Thoughts on Man and Sin by Piet Schoonenberg (1964) 1.2R3

[In order to gain insight into lasting sin, one can guess “what is impossible “.  “What is impossible” forms the unbridgable gap between lawdenial and lawacceptance.

For the Jewish establishment at the time of Jesus, I suppose the impossible relation concerned “purity”.

To the Pharisees, Sadducees and Scribes, the common folk could never be pure.  It was impossible.  The Pharisees had a relation of impossibility between {denying the consequences of their actions, through diverse explanations, including a defense of themselves the only practitioners of thinkpure} and {accepting the consequences of their actions and attitudes, including their projection of thinkimpure onto others}.

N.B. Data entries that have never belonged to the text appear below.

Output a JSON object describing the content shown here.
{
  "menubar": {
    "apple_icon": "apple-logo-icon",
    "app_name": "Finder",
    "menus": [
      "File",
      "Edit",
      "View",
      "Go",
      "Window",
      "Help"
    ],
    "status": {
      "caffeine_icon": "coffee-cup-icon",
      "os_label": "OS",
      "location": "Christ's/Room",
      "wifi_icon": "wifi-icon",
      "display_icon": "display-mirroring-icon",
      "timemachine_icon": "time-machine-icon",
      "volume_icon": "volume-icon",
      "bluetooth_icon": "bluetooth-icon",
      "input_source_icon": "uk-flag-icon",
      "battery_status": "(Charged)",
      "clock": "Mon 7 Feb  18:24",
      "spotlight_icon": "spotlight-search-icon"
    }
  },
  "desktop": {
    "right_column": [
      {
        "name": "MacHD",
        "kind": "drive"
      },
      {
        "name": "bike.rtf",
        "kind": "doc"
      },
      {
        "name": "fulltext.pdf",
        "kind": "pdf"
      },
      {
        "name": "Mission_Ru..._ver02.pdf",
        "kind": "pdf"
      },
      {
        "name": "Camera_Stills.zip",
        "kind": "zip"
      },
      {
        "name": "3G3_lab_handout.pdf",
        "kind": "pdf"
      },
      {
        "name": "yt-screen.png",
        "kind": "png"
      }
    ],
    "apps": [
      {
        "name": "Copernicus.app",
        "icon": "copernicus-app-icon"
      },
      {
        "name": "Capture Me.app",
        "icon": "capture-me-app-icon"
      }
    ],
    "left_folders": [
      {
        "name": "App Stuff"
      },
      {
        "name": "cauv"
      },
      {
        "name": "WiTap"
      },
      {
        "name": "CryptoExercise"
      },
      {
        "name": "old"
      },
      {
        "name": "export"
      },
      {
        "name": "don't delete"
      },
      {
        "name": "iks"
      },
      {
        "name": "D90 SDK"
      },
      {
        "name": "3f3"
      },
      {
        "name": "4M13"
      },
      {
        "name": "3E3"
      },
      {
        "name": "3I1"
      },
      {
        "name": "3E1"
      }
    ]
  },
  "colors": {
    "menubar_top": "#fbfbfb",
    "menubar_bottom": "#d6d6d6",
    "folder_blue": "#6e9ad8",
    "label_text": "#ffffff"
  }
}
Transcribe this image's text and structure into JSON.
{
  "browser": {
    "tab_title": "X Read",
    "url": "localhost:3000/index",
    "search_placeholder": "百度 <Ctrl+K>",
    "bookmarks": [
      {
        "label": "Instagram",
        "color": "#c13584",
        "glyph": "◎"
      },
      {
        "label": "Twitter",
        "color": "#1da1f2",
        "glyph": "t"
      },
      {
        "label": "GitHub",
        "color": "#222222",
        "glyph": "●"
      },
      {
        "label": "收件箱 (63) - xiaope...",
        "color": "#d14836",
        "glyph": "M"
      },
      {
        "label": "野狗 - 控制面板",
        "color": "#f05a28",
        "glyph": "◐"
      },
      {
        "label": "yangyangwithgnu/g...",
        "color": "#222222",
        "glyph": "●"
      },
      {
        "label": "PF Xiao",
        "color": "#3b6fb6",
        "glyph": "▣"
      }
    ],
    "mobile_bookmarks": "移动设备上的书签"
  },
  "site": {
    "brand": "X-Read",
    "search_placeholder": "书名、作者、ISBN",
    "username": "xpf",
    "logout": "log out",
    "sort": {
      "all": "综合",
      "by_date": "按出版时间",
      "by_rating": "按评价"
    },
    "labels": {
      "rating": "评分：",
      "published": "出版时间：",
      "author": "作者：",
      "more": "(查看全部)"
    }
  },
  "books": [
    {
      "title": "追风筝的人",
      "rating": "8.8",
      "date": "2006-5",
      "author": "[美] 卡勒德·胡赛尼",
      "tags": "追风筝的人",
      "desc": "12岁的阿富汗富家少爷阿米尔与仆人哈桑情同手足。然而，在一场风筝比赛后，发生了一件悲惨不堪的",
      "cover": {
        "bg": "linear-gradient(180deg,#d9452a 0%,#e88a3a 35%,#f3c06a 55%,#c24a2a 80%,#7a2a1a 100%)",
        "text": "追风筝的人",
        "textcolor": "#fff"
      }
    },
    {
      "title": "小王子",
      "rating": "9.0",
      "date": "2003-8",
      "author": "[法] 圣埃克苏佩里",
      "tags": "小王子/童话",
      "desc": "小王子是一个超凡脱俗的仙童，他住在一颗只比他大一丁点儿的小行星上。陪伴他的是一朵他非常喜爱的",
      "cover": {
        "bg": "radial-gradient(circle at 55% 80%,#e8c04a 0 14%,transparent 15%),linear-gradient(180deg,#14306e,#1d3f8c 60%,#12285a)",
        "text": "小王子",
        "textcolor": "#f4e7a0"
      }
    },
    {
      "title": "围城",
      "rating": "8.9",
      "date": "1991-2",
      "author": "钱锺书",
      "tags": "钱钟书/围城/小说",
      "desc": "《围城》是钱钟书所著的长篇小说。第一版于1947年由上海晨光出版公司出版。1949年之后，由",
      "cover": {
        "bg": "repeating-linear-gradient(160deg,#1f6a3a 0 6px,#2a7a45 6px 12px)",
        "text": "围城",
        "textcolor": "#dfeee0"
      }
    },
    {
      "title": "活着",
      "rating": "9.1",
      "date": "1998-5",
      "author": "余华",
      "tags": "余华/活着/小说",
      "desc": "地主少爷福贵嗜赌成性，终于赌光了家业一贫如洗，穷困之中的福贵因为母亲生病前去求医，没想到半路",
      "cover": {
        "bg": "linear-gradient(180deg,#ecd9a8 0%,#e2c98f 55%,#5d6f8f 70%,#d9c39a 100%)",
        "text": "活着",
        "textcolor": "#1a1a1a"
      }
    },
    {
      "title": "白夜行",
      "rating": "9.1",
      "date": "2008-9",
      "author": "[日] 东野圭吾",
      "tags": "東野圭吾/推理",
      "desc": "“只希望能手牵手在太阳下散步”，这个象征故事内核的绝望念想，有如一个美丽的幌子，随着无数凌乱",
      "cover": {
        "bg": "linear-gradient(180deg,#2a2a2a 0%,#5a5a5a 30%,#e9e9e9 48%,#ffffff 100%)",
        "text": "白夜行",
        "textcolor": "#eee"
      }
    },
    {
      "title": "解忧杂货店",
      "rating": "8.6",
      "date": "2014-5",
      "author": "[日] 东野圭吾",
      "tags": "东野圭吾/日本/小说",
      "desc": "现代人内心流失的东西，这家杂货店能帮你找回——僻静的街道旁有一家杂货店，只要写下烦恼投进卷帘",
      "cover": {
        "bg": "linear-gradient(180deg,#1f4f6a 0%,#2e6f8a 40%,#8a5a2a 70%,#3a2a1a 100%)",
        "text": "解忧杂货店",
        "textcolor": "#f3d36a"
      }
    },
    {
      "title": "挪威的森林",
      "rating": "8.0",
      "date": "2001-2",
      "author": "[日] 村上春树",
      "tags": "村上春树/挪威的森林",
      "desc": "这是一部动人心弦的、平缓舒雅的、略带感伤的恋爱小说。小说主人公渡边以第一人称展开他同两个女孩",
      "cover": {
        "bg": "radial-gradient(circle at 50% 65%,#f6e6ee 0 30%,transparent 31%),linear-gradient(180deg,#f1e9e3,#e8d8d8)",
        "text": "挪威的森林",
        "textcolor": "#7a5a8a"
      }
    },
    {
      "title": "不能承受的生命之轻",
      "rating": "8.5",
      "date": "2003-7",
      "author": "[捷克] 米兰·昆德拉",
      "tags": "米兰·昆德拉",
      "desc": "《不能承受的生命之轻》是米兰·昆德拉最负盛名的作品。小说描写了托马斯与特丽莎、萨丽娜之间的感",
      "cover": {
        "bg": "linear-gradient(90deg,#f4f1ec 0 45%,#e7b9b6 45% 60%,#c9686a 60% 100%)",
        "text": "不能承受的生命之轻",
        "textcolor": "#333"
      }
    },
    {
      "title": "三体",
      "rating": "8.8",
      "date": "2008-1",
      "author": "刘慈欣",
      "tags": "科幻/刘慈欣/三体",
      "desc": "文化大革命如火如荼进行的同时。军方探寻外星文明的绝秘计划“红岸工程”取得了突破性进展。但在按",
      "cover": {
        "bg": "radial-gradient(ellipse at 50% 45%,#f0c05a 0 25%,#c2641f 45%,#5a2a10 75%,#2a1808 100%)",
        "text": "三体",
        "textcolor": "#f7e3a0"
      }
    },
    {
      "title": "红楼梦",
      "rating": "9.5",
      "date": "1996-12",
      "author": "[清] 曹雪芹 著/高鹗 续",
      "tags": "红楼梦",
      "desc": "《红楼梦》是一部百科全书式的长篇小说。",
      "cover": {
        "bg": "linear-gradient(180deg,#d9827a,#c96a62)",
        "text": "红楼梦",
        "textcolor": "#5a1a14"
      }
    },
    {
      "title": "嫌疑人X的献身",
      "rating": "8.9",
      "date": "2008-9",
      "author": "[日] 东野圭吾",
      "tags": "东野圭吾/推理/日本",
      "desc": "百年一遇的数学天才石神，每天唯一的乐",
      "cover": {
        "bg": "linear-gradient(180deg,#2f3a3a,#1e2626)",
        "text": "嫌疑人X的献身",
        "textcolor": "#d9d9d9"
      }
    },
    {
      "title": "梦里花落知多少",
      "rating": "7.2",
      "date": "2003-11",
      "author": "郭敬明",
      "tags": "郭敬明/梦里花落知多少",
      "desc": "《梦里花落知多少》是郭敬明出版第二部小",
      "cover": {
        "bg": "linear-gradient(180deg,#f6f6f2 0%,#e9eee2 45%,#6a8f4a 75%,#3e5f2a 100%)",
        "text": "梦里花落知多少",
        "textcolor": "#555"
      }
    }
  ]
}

The Pharisees concluded that a filthy carpenter from Nazareth (yes, the one complaining about the consequences of their actions and attitudes, which were all false allegations, because after all, only they knew how to properly keep the hundreds of ritual obligations of the Law) could not possibly be correct.  He had to be some sort of devil (projected thinkimpure).

The only moral religious perspective where “lawessential is not denied” corresponds to thinkdivine.   Lawacceptance and thinkdivine, then, stand in mutual confirmation.]